Educadora e gestora do Colégio Estadual Indígena Maurehi, que funciona dentro da aldeia, Valdirene conciliou o desafio da gestão escolar trilíngue — que inclui as línguas Karajá (Inyrybé), português e inglês — com sua nova responsabilidade como cacica.
“Aceitei esse compromisso em nome do meu povo, um povo forte e guerreiro, ao qual sempre estive dedicada, ajudando e cuidando”, afirma a líder.

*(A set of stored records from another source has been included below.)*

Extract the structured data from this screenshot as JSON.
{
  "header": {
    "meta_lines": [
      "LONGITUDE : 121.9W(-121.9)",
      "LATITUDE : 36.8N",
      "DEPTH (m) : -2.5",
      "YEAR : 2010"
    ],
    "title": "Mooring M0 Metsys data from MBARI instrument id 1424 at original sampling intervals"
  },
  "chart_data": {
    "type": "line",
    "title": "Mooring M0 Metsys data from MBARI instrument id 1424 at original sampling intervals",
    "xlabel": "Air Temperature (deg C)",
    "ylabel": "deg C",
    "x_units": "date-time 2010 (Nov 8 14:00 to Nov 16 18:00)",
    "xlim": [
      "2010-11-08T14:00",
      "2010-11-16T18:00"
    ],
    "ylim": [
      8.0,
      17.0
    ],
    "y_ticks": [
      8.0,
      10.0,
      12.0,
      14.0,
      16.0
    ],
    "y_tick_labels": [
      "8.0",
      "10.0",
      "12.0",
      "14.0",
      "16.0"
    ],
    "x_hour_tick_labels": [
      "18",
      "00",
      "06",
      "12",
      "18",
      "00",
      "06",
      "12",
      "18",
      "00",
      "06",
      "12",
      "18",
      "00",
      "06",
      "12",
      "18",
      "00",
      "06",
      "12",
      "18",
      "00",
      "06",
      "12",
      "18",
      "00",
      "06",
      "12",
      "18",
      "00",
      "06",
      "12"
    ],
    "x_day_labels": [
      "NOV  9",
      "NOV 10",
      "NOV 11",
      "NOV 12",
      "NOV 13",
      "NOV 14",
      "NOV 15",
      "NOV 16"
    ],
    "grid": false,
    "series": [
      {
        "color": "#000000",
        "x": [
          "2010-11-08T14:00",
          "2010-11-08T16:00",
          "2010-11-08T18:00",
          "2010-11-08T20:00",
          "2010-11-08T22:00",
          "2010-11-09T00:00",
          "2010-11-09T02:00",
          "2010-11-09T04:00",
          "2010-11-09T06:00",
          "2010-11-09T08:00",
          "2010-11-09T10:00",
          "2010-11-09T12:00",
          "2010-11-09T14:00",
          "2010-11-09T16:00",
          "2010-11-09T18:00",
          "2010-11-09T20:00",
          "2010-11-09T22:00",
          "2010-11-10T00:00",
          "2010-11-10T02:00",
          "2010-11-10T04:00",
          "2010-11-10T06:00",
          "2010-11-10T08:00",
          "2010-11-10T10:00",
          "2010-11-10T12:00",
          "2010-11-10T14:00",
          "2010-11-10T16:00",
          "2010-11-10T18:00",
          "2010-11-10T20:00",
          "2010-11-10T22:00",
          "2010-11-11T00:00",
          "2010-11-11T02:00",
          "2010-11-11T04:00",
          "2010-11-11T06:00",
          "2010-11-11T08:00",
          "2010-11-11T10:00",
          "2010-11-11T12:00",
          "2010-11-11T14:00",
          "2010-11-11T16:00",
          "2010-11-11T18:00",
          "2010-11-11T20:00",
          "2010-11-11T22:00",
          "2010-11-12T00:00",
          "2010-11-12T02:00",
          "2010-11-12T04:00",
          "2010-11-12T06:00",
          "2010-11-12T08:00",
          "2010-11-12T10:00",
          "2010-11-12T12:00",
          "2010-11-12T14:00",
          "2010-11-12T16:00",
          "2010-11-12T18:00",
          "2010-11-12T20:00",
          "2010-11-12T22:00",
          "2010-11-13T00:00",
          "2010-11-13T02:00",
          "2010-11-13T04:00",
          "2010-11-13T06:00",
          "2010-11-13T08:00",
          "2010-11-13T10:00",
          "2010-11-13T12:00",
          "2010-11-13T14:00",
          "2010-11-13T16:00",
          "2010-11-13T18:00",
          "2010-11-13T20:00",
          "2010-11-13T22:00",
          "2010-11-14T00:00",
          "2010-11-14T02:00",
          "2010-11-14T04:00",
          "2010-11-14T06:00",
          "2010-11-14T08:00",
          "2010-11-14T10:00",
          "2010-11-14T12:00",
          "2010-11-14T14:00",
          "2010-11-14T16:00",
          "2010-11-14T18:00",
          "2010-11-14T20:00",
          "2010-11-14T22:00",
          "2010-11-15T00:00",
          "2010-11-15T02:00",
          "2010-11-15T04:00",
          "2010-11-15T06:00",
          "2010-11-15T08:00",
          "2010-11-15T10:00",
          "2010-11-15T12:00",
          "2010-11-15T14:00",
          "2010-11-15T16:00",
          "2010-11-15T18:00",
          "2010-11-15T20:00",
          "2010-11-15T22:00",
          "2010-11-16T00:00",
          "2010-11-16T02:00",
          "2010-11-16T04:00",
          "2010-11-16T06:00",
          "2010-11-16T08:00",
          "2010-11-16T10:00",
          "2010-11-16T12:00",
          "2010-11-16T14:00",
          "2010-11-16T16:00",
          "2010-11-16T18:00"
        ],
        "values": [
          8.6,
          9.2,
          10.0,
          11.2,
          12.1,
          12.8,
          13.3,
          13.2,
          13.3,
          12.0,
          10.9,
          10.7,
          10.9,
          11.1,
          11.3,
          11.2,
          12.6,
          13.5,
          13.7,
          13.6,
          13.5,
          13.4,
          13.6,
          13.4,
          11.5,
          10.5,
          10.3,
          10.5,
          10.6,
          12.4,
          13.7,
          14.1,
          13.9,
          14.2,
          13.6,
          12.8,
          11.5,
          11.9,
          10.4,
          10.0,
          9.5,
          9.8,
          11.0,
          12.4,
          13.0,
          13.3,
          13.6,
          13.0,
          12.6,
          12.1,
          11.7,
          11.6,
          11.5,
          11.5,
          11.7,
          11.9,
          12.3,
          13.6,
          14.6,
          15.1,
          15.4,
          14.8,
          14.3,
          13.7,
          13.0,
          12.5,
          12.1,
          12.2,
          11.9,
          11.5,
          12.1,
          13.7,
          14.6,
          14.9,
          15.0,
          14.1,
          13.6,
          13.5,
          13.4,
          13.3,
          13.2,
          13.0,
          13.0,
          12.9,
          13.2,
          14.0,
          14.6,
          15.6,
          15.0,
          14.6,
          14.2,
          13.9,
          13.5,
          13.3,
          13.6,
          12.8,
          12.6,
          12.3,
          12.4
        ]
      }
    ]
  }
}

Para Valdirene, preservar a cultura Inã — nome que o povo Karajá usa para se referir a si mesmo, significando “nós” ou “a gente” em sua língua — é a missão principal do seu mandato. Ela destaca a importância de manter viva a tradição oral e escrita, além dos artesanatos, transmitindo-os às futuras gerações.
Desde a adolescência, Valdirene já atuava na organização da comunidade, tendo inclusive assumido interinamente a liderança após o falecimento do então cacique, irmão caçula de seu pai. Em 2024, ela apoiou a liderança do cacique Raul Rabacate, que veio a falecer no ano passado.
A aldeia Buridina, situada no coração de Aruanã, enfrenta desafios comuns a muitas comunidades indígenas em áreas urbanas, como a pressão pelo território, que está cada vez mais limitado pela expansão dos espaços urbanos não indígenas.
“Temos muitas demandas, desde território até educação e saúde, e o principal é garantir que a cultura Inã continue viva”, reforça Valdirene.
Além disso, a cacica busca fortalecer laços com os parentes da Ilha do Bananal — maior aldeia Karajá — visando obter recursos para promover a cultura e trazer membros da comunidade para Goiás, incentivando o resgate e a valorização das tradições.